Yes, You Do Need to Document Your Open Source Code

I’ve recently had the experience of working with two pieces of open source code. Both implement a standard wireless communication stack in Linux. Names are omitted to protect the guilty.

In one case, the code has been around since 2001 and has been part of the Linux kernel since version 2.4.6. It has now been through five major revisions and has grown into quite a complex piece of software. This was inevitable because the specification for the protocol that it implements has also grown and matured in that period. What was not inevitable, however, is the difficulty that application programmers face in trying to use the stack. That’s because, in 16 years, its developers have never seen fit to write any tutorial documentation.

To be fair, the open-source code for the stack does include a “doc” directory that contains some text files. These files provide reference manual-style information on some very specific aspects of the stack. However, nowhere is there a document that provides a big picture “How to get started” overview of the code for first-time users.

This problem is compounded by the fact that in the fourth major release, the stack developers chose to use a particular interprocess communication (IPC) mechanism for applications to interface with the stack. This IPC mechanism is also complex and not well documented. In fact, the webpage for the library that provides its interface explicitly warns that using it is painful. Agreed. This IPC code has a reference manual, but not much in the way of high-level documentation.

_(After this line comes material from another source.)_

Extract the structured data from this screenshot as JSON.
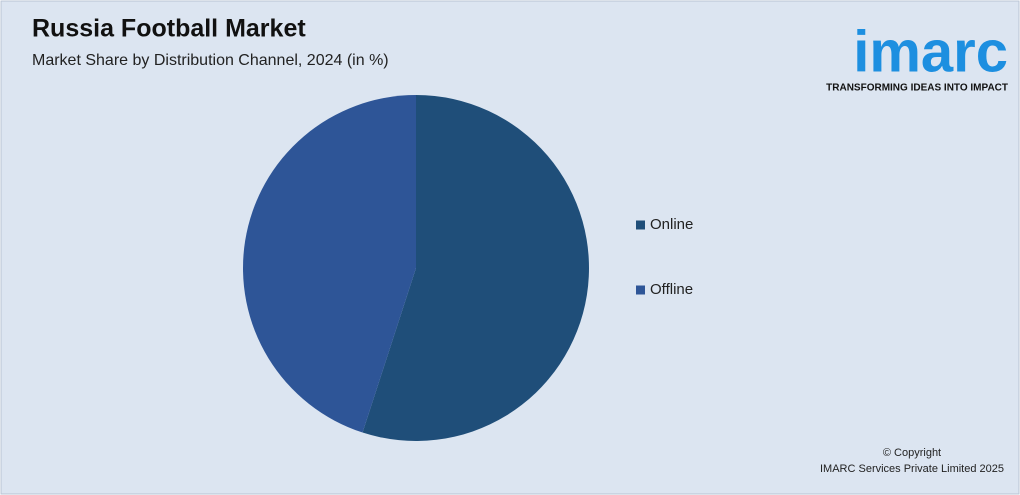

The other stack mentioned above is worse, although it has the excuse of being new to the Linux environment, having been ported from another OS. But its documentation deficiency seems more egregious because Cardinal Peak’s customer is paying for hardware from its vendor; you’d think the vendor would put some effort into making its software usable. This stack’s documentation consists entirely of two Doxygen (that is, machine-generated) files describing two particular interfaces. Doxygen is a tool that searches through source code for specially marked comments, then extracts these comments and formats them into something that looks like a reference manual. Of course, the resulting manual is only as correct and complete as the code comments it contains. If the code author chose to describe the function frobnicate() solely with a comment saying “This function frobnicates,” that’s all you’ll get in the document.

Another problem posed by lack of documentation is that application programmers don’t know whether to trust that an interface won’t change. Normally, documenting a software interface implies a commitment that the interface won’t change, even if the code underneath it does. If the interface is not documented at all, what should the programmer using the interface assume about its stability? In the case of the first stack, I hope its users assumed very little because the IPC transplant in its fourth release certainly broke every application out there.

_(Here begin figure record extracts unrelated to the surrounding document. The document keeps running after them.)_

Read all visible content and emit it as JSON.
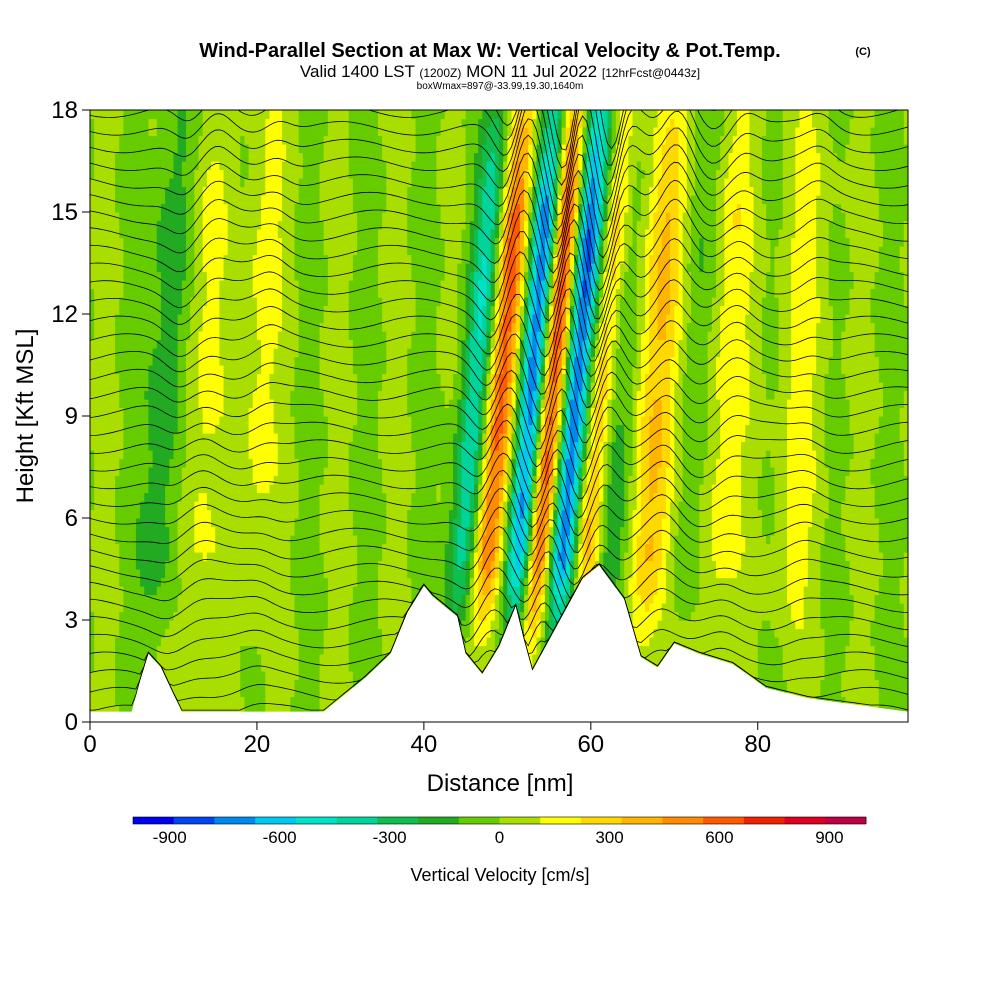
{
  "title": {
    "main": "Wind-Parallel Section at Max W: Vertical Velocity & Pot.Temp.",
    "copyright": "(C)",
    "valid_prefix": "Valid 1400 LST",
    "valid_z": "(1200Z)",
    "valid_date": "MON 11 Jul 2022",
    "forecast": "[12hrFcst@0443z]",
    "boxinfo": "boxWmax=897@-33.99,19.30,1640m"
  },
  "chart_data": {
    "type": "heatmap",
    "xlabel": "Distance [nm]",
    "ylabel": "Height [Kft MSL]",
    "xlim": [
      0,
      98
    ],
    "ylim": [
      0,
      18
    ],
    "x_ticks": [
      "0",
      "20",
      "40",
      "60",
      "80"
    ],
    "x_tick_values": [
      0,
      20,
      40,
      60,
      80
    ],
    "y_ticks": [
      "0",
      "3",
      "6",
      "9",
      "12",
      "15",
      "18"
    ],
    "y_tick_values": [
      0,
      3,
      6,
      9,
      12,
      15,
      18
    ],
    "colorbar": {
      "label": "Vertical Velocity [cm/s]",
      "tick_labels": [
        "-900",
        "-600",
        "-300",
        "0",
        "300",
        "600",
        "900"
      ],
      "tick_values": [
        -900,
        -600,
        -300,
        0,
        300,
        600,
        900
      ],
      "range": [
        -1000,
        1000
      ],
      "colors": [
        "#0000ee",
        "#0044ee",
        "#0088ee",
        "#00c8ee",
        "#00e2c8",
        "#00d49a",
        "#10be50",
        "#22aa22",
        "#66cc00",
        "#aade00",
        "#ffff00",
        "#ffd800",
        "#ffb400",
        "#ff8c00",
        "#ff5a00",
        "#ee2200",
        "#dd0022",
        "#bb0044"
      ]
    },
    "updraft_bands": [
      {
        "center_nm": 53,
        "peak_cm_s": 900
      },
      {
        "center_nm": 47,
        "peak_cm_s": 600
      },
      {
        "center_nm": 59,
        "peak_cm_s": 500
      },
      {
        "center_nm": 67,
        "peak_cm_s": 400
      },
      {
        "center_nm": 12,
        "peak_cm_s": 150
      },
      {
        "center_nm": 19,
        "peak_cm_s": 150
      },
      {
        "center_nm": 75,
        "peak_cm_s": 200
      },
      {
        "center_nm": 84,
        "peak_cm_s": 150
      }
    ],
    "downdraft_bands": [
      {
        "center_nm": 51,
        "peak_cm_s": -900
      },
      {
        "center_nm": 56,
        "peak_cm_s": -850
      },
      {
        "center_nm": 44,
        "peak_cm_s": -450
      },
      {
        "center_nm": 62,
        "peak_cm_s": -250
      },
      {
        "center_nm": 8,
        "peak_cm_s": -200
      },
      {
        "center_nm": 71,
        "peak_cm_s": -150
      }
    ],
    "terrain_kft": [
      [
        0,
        0.3
      ],
      [
        5,
        0.3
      ],
      [
        6,
        1.2
      ],
      [
        7,
        2.0
      ],
      [
        8.5,
        1.6
      ],
      [
        10,
        0.8
      ],
      [
        11,
        0.3
      ],
      [
        28,
        0.3
      ],
      [
        30,
        0.7
      ],
      [
        33,
        1.3
      ],
      [
        36,
        2.0
      ],
      [
        38,
        3.2
      ],
      [
        40,
        4.0
      ],
      [
        41,
        3.7
      ],
      [
        44,
        3.1
      ],
      [
        45,
        2.0
      ],
      [
        47,
        1.4
      ],
      [
        49,
        2.2
      ],
      [
        51,
        3.4
      ],
      [
        52,
        2.4
      ],
      [
        53,
        1.5
      ],
      [
        55,
        2.4
      ],
      [
        57,
        3.3
      ],
      [
        59,
        4.2
      ],
      [
        61,
        4.6
      ],
      [
        64,
        3.6
      ],
      [
        66,
        1.9
      ],
      [
        68,
        1.6
      ],
      [
        70,
        2.3
      ],
      [
        73,
        2.0
      ],
      [
        77,
        1.7
      ],
      [
        81,
        1.0
      ],
      [
        86,
        0.7
      ],
      [
        98,
        0.3
      ]
    ]
  }
}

Apparently, open-source authors assume that their customers are other programmers who can read the code to learn how to use to it. Sure, that works, but anyone who has ever been put in that situation can tell you that it is a painful and inefficient process. I have spent many days doing web searches and reverse engineering each of these protocol stacks to learn how to use them. Multiply that by all the other application programmers who have had the same experience, and you certainly have a productivity loss measured in person-years, maybe person-decades. An investment of one or two person-weeks by the open-source authors in writing good tutorial documents could have obviated all this inefficiency.